H.K.H. Kronprinsessen har som protektor for World Health Organization, Regional Office for Europe, mandag den 20. april 2020 givet et statement.
Europe as well as the rest of the world is going through challenging times that we would have never thought possible just months ago. From my home in Denmark and as Patron of WHO’s Office of the Region of Europe I have watched with great admiration the remarkable efforts of those who have put themselves in the frontline to carry out critical and important functions in our societies.
Health workers are the back bone of our health services. More so than ever. For the past months they have been keeping us and our loved ones safe and have been working to fight this pandemic. We are indebted to all health and social care workers: those working day and night to care for people with COVID-19; and those who are working to keep other essential health care services operating.

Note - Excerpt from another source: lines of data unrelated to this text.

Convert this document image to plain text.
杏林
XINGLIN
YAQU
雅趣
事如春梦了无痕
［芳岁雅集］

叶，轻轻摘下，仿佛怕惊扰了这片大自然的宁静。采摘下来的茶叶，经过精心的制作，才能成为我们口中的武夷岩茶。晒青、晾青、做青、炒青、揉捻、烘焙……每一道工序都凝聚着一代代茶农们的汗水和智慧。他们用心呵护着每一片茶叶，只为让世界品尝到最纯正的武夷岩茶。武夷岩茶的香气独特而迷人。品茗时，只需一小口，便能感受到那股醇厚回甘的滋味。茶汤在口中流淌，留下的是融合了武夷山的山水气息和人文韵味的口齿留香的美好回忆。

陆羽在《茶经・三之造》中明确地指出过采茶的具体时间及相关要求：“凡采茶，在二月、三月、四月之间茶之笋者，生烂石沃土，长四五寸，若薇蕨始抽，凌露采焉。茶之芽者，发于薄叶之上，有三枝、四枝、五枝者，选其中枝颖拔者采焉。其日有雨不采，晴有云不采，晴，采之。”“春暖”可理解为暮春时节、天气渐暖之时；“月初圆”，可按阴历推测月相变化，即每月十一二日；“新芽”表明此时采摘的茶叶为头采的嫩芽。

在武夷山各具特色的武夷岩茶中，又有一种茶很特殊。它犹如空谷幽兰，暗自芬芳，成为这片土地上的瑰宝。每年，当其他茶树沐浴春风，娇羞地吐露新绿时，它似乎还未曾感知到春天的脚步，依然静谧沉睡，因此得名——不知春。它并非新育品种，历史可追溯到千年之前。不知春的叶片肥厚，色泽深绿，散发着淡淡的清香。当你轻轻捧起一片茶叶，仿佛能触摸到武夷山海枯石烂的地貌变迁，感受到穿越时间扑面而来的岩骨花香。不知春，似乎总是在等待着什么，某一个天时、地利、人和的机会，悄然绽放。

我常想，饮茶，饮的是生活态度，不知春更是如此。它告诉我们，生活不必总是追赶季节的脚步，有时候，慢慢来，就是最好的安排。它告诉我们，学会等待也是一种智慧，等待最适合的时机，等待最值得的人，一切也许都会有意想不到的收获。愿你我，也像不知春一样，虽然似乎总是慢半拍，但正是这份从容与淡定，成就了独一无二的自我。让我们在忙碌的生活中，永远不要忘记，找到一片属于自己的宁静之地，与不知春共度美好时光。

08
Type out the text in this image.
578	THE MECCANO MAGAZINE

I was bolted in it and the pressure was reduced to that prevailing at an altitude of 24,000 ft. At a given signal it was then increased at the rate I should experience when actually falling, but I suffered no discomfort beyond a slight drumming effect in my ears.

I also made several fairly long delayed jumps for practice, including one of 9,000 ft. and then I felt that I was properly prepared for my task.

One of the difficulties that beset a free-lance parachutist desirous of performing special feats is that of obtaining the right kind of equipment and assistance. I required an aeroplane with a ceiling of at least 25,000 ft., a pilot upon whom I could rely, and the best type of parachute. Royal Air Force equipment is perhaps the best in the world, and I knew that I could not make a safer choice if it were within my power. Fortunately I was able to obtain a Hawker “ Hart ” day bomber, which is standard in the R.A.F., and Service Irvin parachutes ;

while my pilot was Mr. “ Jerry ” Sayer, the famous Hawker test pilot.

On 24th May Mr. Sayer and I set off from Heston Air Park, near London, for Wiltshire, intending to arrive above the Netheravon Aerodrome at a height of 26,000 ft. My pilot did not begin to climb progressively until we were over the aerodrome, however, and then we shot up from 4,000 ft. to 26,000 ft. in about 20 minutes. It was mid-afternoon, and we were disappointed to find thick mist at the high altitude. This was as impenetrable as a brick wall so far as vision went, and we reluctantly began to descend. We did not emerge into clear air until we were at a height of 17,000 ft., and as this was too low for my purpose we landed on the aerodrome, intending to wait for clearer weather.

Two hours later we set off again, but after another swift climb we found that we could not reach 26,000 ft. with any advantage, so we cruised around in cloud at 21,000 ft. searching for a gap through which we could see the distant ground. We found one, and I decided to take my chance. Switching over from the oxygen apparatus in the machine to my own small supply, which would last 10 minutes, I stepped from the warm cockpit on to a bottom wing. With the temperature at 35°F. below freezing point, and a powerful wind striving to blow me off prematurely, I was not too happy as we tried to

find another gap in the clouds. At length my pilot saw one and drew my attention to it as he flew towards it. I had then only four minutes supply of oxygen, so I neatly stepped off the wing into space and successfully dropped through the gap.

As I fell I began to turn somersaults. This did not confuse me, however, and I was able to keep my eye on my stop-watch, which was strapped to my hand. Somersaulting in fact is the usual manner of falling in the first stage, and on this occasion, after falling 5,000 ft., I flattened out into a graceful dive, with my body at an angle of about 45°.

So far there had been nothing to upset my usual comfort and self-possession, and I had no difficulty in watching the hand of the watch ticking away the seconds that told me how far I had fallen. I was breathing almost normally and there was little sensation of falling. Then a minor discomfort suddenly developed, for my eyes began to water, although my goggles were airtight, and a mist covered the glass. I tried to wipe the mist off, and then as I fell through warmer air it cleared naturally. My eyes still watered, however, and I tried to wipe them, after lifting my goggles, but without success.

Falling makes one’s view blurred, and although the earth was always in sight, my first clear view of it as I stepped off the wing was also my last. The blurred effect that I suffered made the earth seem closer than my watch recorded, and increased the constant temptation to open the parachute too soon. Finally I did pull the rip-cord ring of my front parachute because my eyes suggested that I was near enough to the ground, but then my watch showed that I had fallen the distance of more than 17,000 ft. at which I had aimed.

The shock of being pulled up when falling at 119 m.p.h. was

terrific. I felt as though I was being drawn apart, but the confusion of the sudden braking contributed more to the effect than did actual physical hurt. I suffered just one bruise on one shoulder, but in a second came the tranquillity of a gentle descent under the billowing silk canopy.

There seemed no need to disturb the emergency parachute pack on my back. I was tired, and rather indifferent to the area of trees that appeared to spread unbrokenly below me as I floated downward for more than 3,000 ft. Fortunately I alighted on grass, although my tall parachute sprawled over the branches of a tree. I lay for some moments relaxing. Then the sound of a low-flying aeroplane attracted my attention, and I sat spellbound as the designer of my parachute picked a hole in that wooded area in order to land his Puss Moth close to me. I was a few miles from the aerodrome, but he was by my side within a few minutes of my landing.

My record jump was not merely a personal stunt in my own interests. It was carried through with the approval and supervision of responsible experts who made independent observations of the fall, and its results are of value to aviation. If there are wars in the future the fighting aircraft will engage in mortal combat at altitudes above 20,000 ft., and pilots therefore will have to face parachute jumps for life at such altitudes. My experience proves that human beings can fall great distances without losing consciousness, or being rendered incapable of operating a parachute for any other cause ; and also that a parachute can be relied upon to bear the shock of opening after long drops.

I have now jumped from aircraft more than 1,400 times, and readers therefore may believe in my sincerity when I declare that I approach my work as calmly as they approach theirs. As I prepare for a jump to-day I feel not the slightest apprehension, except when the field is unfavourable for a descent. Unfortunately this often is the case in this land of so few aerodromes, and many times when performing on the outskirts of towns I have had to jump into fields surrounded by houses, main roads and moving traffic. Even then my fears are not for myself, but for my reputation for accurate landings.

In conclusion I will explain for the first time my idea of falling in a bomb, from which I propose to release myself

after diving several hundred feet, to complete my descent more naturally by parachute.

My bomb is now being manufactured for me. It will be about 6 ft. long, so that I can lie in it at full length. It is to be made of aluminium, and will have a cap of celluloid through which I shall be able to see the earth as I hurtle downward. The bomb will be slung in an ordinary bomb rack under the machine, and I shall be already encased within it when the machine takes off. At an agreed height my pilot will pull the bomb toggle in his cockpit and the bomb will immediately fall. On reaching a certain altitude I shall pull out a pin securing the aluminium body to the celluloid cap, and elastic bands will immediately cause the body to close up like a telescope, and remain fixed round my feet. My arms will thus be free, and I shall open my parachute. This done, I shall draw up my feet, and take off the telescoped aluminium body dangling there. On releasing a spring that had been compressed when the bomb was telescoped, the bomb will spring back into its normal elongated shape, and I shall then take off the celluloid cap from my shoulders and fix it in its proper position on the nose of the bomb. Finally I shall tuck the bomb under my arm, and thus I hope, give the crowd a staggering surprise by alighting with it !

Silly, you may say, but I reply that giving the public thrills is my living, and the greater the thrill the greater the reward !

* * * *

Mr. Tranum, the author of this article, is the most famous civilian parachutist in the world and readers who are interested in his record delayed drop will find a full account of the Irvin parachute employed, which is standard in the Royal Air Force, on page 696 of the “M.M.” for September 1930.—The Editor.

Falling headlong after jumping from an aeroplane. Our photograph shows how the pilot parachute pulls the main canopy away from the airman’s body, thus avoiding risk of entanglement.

When we thank the health workforce, we are thanking all those who are delivering health and social care services – in hospitals and in the communities. Doctors and nurses, midwives, the public health experts tracking and tracing the disease, support workers for disabled and older people, pharmacists, social workers, laboratory workers, the support and administrative staff that keep services going. Their courage, commitment and personal resolve is a beacon of light at a time of hardship and pain for so many across our Region.
As we enter into The European Immunization Week, we all look forward to the day when we can be protected from COVID-19 through a vaccine. But let us also use this week as a reminder of the importance of vaccination which saves millions of lives every year. The distinctive sounds of whooping cough; the stiff neck of tetanus and paralysed legs of polio; these are all are symptoms that today’s healthcare professionals in the WHO European Region will rarely if ever see. The invention of lifesaving vaccines changed the course of history and medicine forever.
European Immunization Week commemorates this change and reminds us all of the importance of vaccination as a vital stepping stone to achieve health for all. We must make use of the vaccines that are available to us now to protect us against dreaded diseases. Failing to do so will increase the immediate and long-term health risks to individuals and could further burden the health systems we all depend on. Now more than ever, we realize that our actions have an impact on the health and well-being of others.
Only with strong health care systems that place primary health care, including immunization, at the centre, can we leave no one behind. Only a united health workforce can ensure that all children receive the vaccines they deserve for a healthier future. And only through our individual contributions to vaccinate ourselves and our children can we create a European Region free of vaccine-preventable diseases and be #protectedtogether.
Stay healthy and safe – and look out for one another.